Whatever the causes of men's waning drive, the women outperforming them in academia will surely have an impact on the future job market. But that market is already shifting radically along gender lines. While women working full-time still earn only 77.8 cents for every dollar earned by their male counterparts, the recent economic downturn has highlighted the diametrically opposed trajectories of our work lives: The male-dominated construction and manufacturing sectors have taken a huge hit, whereas the overwhelmingly female-staffed professions of education and health care have been relatively insulated. From November 2008 through last April, employment among men declined by 2.5 million, while among women it was down by fewer than 700,000 jobs. And some economics experts think that women are better suited to the new "knowledge economy," in which such traits as sensitivity, intuition, and collaboration are valued over typically Alpha jockeying-for-power games.
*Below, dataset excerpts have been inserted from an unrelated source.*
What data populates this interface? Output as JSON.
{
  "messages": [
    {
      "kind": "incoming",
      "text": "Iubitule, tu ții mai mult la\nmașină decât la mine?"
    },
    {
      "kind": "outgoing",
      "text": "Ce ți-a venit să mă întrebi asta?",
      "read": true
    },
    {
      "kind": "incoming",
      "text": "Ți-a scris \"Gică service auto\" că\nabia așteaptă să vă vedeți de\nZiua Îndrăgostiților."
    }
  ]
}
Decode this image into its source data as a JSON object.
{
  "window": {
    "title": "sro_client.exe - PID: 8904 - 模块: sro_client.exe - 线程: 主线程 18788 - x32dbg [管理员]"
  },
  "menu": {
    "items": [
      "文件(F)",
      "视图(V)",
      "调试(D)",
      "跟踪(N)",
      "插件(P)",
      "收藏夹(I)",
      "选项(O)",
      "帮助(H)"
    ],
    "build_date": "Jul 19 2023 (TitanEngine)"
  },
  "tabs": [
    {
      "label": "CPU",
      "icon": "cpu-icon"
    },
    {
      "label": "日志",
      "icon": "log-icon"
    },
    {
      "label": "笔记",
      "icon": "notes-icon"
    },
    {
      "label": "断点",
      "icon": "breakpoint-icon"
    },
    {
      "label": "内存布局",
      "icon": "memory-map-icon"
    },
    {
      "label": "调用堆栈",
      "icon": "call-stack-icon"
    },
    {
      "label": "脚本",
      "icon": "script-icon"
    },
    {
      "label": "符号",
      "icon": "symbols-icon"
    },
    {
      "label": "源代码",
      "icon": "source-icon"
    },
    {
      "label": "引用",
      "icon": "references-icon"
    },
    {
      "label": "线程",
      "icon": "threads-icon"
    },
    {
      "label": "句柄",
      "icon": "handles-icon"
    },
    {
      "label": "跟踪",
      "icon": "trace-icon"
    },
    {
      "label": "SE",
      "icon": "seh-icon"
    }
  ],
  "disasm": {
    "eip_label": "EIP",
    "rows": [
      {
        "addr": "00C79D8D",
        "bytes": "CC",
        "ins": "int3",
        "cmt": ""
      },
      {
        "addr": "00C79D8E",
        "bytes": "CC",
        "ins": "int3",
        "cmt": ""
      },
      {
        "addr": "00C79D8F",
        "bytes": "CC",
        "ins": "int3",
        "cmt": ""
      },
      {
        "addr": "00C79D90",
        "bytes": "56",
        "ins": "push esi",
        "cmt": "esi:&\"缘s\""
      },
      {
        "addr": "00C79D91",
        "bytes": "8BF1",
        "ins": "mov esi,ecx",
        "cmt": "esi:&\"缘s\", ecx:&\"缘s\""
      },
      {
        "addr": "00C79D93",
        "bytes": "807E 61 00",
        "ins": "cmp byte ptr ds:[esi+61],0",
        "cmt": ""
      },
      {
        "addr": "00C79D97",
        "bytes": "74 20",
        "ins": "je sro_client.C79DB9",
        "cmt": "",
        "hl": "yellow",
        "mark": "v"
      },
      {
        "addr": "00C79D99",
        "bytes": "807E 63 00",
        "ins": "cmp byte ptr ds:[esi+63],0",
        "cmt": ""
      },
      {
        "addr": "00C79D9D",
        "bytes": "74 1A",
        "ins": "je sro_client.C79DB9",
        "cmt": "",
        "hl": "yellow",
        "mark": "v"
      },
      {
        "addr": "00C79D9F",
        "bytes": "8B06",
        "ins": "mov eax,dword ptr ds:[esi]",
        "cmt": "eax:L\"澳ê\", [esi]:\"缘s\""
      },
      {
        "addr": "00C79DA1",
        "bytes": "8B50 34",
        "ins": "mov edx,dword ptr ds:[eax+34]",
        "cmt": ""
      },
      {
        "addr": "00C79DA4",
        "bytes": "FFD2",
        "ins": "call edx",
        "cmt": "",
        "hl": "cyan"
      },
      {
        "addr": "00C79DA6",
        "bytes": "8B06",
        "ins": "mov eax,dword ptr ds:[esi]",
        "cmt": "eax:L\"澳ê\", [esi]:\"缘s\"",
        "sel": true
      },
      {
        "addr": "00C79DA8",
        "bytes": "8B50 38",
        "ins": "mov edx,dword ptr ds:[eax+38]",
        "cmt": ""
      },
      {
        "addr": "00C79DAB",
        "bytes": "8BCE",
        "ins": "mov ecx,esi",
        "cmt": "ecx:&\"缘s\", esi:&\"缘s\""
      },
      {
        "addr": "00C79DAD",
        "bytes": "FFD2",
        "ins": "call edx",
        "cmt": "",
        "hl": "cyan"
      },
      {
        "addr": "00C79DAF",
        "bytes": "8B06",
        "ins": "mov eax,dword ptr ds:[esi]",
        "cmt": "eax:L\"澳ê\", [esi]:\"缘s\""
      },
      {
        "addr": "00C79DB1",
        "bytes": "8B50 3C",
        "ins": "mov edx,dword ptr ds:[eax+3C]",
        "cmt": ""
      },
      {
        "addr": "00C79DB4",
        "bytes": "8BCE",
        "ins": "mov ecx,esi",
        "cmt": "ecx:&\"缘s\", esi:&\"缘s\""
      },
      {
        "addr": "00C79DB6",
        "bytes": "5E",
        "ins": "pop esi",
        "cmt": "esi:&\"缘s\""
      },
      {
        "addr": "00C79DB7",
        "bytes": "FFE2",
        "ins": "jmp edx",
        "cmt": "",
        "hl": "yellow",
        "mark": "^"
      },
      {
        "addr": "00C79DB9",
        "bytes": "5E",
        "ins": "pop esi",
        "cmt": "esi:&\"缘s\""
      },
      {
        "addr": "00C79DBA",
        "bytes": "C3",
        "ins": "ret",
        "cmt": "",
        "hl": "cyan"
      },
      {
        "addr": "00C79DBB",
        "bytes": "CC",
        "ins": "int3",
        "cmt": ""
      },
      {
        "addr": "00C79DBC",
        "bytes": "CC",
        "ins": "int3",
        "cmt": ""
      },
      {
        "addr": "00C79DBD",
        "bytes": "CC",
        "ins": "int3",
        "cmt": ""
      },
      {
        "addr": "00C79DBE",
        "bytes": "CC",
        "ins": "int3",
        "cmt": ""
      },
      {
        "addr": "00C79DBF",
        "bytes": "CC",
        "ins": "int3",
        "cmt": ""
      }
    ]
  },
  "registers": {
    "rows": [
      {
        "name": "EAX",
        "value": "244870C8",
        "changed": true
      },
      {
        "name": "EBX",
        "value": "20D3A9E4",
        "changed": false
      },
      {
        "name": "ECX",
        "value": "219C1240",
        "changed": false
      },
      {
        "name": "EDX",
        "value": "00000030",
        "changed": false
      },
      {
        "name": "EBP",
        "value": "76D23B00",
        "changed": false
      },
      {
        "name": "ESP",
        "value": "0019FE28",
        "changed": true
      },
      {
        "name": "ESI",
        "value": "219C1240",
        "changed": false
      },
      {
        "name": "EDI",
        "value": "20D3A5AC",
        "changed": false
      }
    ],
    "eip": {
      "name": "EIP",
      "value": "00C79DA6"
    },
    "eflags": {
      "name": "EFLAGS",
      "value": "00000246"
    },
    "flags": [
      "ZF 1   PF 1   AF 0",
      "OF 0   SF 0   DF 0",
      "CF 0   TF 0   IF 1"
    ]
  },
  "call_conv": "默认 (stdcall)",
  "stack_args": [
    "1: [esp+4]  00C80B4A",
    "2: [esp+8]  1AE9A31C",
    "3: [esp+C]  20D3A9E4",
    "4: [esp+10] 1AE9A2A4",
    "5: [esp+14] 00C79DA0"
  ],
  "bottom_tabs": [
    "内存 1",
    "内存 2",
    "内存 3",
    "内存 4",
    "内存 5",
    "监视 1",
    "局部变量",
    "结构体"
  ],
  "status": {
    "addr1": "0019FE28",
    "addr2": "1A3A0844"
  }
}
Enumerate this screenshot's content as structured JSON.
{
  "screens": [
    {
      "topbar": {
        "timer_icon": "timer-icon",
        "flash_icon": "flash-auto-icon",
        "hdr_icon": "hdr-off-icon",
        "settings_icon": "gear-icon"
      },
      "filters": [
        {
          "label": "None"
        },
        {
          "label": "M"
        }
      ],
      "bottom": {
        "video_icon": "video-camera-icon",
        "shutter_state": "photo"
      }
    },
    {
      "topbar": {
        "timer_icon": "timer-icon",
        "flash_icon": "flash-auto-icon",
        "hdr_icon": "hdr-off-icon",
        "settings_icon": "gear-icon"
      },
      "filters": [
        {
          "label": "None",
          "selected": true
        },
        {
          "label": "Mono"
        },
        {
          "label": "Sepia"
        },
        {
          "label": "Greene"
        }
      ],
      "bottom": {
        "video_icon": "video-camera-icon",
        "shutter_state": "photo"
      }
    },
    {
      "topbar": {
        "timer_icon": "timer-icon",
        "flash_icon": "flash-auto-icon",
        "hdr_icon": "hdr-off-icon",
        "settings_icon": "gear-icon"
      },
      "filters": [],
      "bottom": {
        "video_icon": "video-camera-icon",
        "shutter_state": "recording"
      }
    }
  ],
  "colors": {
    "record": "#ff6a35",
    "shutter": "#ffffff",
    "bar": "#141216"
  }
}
This new female-centric model may in fact signal a return to gender equilibrium rather than a break from tradition. For much of human history, being a skilled provider wasn't tied so closely to earning money—it also meant hunting; farming; gathering materials for food, clothing, and shelter; and protecting one's goodies from covetous neighbors. "During most of our ancestral past, individuals in a family had to produce all the material and social goods," says Elizabeth Pillsworth, Ph. D., an evolutionary anthropologist at UCLA's Center for the Study of Women. "This created an interdependence between men and women."

Once our society became centered on a wage economy, she continues, "if you had cash, you simply purchased all the goods you needed. As men became wage earners, they assumed the role of sole provider. Now that women also earn money"—in many cases, more money than guys—"men may feel that their role is diminishing."